EVNC Editor Tony Trott and author Glen FinlandGlen Finland is the author if the author of Next Stop. A Penguin Book Club Pick for Nat’l Disability Employment Awareness Month (Oct. 2012). It is about learning to let go of her 21 year-old son with autism, David, and one aspect of that is learning to travel on his own. Recently she sat down with ECNV and talked about Travel Training, independence, and civil rights. What follows are excerpts; the full interview will be on our website.

ECNV: What could be the main desire to make someone want to learn to travel independently?

Glen Finland: I can sum that up in one word: freedom. Imagine the freedom from your first set of wheels. It may be Metro, a scooter or a car, just to start moving forward, going wherever you want to go, living your own life; it’s a tremendous triumph.

ECNV: Is getting a job and being able to get to work independently a motivation factor for your son?

GF: Absolutely. All David wants is to be is a regular guy, and mastering travel training gave him the opportunity to become independent, to further realize his dream. I think that the biggest agent of change in my son’s life was the day he got his first Metro card. Despite all of the therapy and all of the Special Olympics games and every doctor, the thing that changed his life the most was that Metro pass.

ECNV: Do you have any advice for people learning to travel independently or teach others to do so?

GF: Yes. Study Metro maps. David and I would go on the Internet and study the map. Seeing him board a train and seeing the train go away was tough.
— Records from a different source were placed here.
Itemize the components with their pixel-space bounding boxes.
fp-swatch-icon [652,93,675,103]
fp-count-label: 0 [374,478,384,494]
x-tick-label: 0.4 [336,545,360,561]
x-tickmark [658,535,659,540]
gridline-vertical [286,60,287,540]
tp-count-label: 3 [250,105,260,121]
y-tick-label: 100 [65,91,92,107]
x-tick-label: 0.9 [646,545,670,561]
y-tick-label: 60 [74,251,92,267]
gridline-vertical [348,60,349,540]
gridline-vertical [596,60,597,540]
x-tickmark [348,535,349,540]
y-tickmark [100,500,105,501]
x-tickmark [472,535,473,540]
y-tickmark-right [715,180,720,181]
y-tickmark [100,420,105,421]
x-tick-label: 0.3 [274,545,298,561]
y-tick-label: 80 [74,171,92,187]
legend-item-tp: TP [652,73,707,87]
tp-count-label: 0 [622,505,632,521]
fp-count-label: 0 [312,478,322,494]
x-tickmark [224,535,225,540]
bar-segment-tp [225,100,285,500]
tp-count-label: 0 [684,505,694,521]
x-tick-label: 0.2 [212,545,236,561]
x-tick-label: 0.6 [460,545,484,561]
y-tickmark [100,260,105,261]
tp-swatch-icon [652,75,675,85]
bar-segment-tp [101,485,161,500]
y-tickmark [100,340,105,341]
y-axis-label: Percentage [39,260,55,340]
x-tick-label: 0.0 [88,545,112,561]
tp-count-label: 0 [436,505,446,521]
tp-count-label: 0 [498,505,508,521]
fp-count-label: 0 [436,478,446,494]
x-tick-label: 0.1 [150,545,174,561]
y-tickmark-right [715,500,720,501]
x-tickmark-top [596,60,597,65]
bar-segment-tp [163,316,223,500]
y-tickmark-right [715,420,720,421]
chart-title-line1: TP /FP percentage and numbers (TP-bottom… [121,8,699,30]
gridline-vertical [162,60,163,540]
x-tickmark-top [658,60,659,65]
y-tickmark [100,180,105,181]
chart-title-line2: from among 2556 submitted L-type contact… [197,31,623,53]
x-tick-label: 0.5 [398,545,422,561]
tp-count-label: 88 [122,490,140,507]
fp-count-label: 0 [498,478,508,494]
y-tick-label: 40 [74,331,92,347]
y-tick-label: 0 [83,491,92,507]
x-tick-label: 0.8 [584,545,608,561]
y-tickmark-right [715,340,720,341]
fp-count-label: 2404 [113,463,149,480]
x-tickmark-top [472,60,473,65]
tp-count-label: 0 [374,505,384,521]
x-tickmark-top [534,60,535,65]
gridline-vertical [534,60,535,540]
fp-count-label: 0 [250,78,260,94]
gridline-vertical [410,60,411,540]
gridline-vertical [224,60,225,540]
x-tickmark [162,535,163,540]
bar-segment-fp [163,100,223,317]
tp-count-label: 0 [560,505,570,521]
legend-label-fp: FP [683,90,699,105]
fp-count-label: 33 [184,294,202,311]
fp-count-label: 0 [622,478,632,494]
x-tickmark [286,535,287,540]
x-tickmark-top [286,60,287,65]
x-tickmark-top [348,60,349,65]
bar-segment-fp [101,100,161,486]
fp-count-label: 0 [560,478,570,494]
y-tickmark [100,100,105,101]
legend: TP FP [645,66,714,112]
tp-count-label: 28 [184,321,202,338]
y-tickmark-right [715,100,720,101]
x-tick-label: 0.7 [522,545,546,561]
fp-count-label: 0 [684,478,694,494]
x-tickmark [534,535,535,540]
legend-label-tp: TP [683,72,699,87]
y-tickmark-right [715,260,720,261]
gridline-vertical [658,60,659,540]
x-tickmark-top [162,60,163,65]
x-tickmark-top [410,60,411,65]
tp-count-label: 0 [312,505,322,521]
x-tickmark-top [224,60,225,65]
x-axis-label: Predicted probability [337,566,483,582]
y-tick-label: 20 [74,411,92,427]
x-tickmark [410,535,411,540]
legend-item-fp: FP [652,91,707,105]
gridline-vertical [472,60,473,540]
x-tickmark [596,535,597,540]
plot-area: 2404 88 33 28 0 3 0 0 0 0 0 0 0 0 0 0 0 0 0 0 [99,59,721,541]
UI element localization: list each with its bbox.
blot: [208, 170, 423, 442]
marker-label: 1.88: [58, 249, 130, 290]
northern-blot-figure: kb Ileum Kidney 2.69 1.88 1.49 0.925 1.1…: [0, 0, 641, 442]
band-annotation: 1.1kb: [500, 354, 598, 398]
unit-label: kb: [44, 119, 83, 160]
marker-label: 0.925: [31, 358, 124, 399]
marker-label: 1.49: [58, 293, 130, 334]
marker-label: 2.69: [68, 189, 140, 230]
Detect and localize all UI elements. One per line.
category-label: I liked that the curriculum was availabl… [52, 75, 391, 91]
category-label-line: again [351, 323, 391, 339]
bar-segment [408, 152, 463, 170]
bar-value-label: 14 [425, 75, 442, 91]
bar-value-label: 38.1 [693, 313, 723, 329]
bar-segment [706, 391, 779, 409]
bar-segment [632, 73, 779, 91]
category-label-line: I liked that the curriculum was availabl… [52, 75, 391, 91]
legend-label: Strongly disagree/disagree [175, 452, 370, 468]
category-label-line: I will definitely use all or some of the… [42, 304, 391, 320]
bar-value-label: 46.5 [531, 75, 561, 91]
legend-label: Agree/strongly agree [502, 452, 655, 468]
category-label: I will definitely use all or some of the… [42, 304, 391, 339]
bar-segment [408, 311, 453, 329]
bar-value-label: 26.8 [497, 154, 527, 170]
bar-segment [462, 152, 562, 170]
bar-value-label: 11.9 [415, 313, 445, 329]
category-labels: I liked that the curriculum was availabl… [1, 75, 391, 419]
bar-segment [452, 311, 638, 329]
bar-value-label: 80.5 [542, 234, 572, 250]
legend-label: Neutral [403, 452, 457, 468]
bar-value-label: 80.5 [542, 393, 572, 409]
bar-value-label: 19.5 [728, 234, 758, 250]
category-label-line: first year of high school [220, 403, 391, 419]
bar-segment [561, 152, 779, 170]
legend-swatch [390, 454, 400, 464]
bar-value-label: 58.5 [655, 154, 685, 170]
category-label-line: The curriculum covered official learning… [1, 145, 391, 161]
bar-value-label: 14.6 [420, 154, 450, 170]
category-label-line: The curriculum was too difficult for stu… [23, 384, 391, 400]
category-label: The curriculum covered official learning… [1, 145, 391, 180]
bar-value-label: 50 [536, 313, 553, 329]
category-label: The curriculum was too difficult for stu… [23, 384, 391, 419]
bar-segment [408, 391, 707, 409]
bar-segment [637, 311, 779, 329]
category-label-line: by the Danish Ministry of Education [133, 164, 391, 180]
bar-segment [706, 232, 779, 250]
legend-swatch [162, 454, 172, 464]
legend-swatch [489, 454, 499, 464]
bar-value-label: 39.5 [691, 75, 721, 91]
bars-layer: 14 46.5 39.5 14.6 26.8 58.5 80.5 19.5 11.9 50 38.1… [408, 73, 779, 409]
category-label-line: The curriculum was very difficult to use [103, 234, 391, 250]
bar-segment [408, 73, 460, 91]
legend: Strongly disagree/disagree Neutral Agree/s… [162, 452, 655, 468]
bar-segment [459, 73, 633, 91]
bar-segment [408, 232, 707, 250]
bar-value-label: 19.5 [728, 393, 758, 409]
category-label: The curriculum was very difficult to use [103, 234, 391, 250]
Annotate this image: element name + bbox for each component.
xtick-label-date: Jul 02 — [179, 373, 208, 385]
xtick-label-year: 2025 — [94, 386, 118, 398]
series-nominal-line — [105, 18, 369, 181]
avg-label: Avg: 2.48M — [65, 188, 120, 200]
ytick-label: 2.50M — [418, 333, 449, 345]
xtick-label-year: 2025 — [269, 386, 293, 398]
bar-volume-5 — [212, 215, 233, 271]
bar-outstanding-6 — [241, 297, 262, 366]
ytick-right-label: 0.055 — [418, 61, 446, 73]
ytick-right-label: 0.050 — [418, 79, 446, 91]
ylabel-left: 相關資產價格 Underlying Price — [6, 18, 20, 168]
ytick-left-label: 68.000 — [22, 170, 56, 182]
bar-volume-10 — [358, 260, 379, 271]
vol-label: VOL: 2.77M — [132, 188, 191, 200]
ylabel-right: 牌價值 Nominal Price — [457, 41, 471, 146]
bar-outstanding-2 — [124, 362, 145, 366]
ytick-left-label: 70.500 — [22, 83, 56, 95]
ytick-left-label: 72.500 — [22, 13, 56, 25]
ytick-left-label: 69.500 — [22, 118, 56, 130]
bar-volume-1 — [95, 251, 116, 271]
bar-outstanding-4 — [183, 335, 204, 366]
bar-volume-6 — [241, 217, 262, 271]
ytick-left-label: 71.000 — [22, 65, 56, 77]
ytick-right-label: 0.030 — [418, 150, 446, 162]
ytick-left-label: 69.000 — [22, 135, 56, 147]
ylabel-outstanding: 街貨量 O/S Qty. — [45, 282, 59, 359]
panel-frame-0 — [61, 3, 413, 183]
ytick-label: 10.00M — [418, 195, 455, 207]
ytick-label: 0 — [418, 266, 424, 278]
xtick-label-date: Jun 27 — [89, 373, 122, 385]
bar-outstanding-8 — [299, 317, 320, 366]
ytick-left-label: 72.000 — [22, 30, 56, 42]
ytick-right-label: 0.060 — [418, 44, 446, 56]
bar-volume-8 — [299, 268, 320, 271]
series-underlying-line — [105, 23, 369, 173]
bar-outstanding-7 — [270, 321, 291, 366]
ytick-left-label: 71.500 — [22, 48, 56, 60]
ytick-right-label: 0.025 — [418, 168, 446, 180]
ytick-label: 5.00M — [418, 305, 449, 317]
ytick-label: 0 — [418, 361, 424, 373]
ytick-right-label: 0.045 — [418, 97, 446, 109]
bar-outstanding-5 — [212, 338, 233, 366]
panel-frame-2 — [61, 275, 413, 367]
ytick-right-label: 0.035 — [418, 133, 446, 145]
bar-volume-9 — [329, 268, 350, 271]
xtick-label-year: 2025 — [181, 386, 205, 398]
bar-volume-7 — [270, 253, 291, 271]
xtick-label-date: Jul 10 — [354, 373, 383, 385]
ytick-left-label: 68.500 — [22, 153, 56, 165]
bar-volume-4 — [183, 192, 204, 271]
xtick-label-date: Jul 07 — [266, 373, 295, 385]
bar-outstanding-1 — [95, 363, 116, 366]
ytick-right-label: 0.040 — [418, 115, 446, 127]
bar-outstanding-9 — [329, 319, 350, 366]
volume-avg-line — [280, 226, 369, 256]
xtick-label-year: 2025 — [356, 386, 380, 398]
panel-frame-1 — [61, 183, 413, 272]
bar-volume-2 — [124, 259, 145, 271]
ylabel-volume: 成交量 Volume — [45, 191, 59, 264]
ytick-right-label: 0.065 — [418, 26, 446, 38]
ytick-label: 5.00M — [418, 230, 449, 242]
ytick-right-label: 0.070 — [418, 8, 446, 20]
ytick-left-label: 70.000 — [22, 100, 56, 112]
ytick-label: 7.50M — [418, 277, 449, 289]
But I knew if I didn’t do it, I would be going on the Metro with him forever.

ECNV: How important is repetition?
GF: Repetition is the key and to do it side by side with your loved one until you feel confident, or he or she feels confident enough to go it alone.

ECNV: What did you think were some of the tricky parts of learning about to travel independently?

GF: For David, the mathematics involved, the actual changing of the money was difficult; there was lots of work before he got on a bus or a train to figure out how much it would cost and have his money ready.